When worldly mammas, essentially of the second empire, who perhaps had doubts respecting a purely conventional education, made inquiries on this subject, the mother-superior, feeling very wicked and worldly, usually made mention of the mathematical mistress, Denise Lange, daughter of the great and good general who was killed at Solferino. And no other word of identification was needed. For some keen-witted artist had painted a great salon picture of, not a young paladin, but a fat old soldier, eighteen stone, on his huge charger, with shaking red cheeks and blazing eyes, standing in his stirrups, bursting out of his tight tunic, and roaring to his enfants to follow him to their death.
It was after the battle of Solferino that Mademoiselle Brun had come into Denise Lange's life, taking her from her convent school to live in a dull little apartment in the Rue des Saints Pères, educating her, dressing her, caring for her with a grim affection which never wasted itself in words. How she pinched and saved, and taught herself that she might teach others; how she triumphantly made both ends meet,—are secrets which, like Mademoiselle Brun's romance, she would not tell. For French women are not only cleverer and more capable than French men, but they are cleverer and more capable than any other women in the world. History, moreover, will prove this; for nearly all the great women that the world has seen have been produced by France.
Denise and Mademoiselle Brun still lived in the dull little apartment in the Rue des Saints Pères—that narrow street which runs southward from the Quai Voltaire to the Boulevard St. Germain, where the cheap frame-makers, the artists' colourmen, and the dealers in old prints have their shops.
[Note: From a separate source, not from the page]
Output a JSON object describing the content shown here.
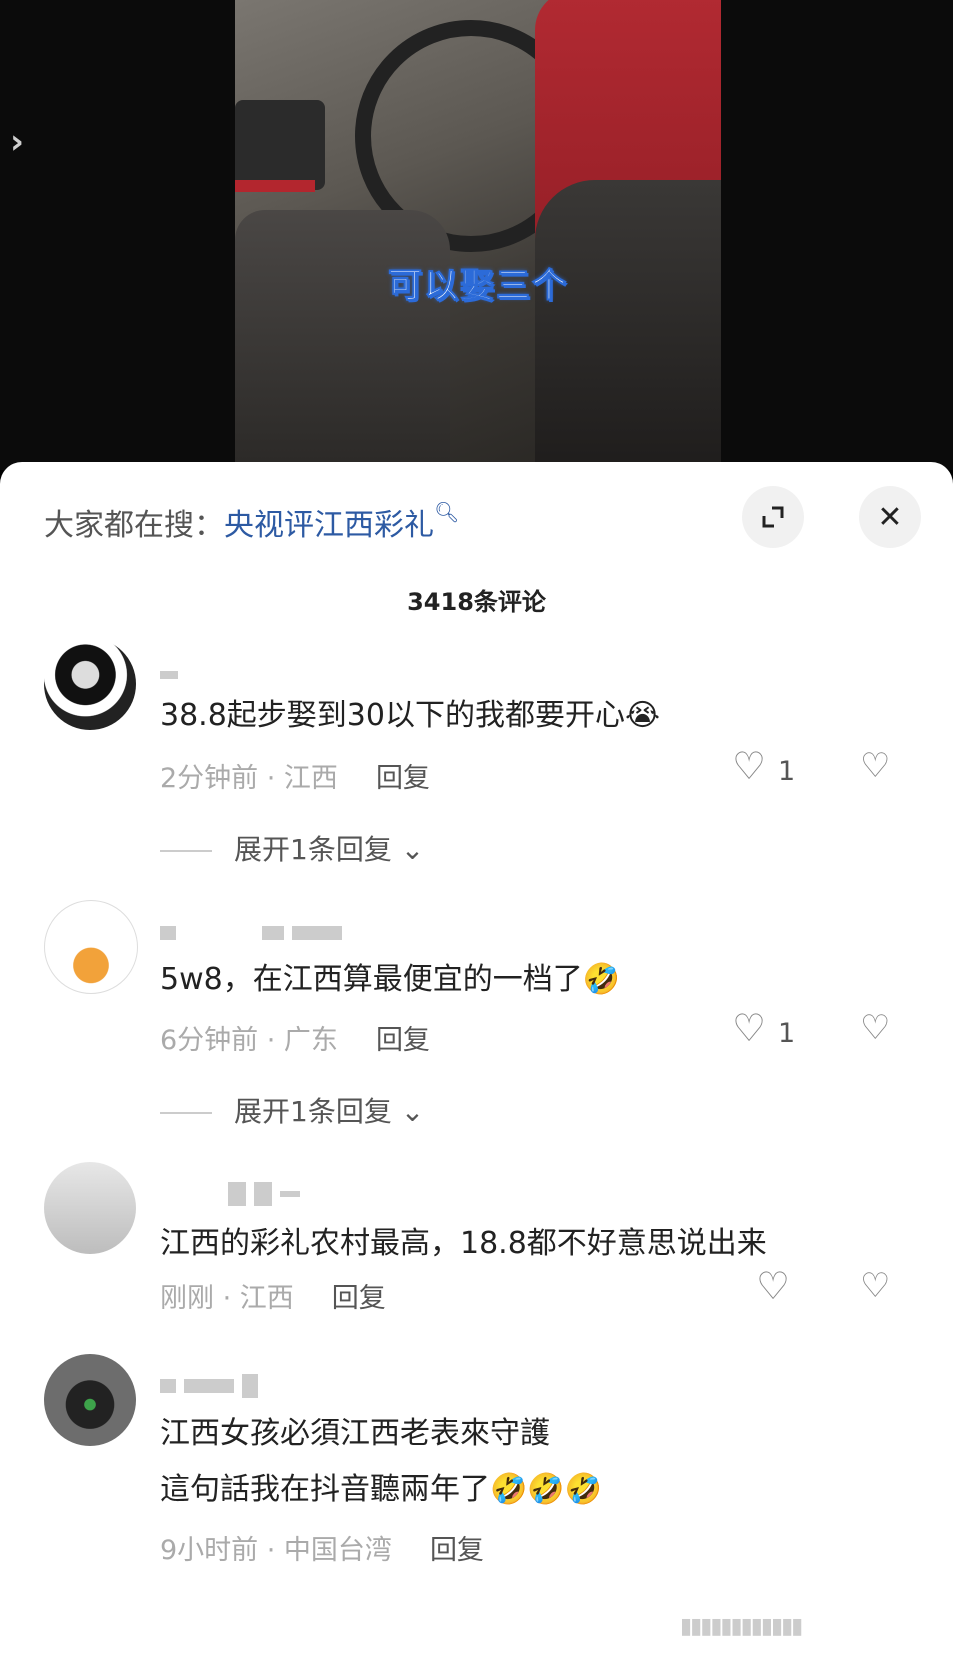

To the convent school, the old woman and the young girl, walking daily through the streets to their work, brought with them that breath of worldliness which the advance of civilization seemed to render desirable to the curriculum of a girls' school.
“It must be heavenly, mademoiselle, to walk in the streets quite alone,” said one of Mademoiselle Brun's pupils to her one day.
“It is,” was the reply; “especially near the gutter.”
But this afternoon there was no conversation, for the literature class knew that Mademoiselle Brun was in a contrary humour.
“She is looking at that dear Denise with discontented eyes. She is in a shocking temper,” had been the whispered warning from mouth to mouth.
And in truth Mademoiselle Brun constantly glanced down the length of the schoolroom to where Denise was sitting. But a seeing eye could well perceive that it was not with Denise, but with the schoolroom, that the little old woman was discontented. Perhaps she had at times a cruel thought that the Rue des Saints Pères, emphasized as it were by the Rue du Cherche-Midi, was hardly gay for a young life. Perhaps the soft touch of spring that was in the March air stirred up restless longings in the soul of this little grey town-mouse.
And while she was watching Denise, the cross-grained old nun who acted as concierge to this quiet house came into the room, and handed Denise a long blue envelope.
“It is addressed in a man's handwriting,” she said warningly.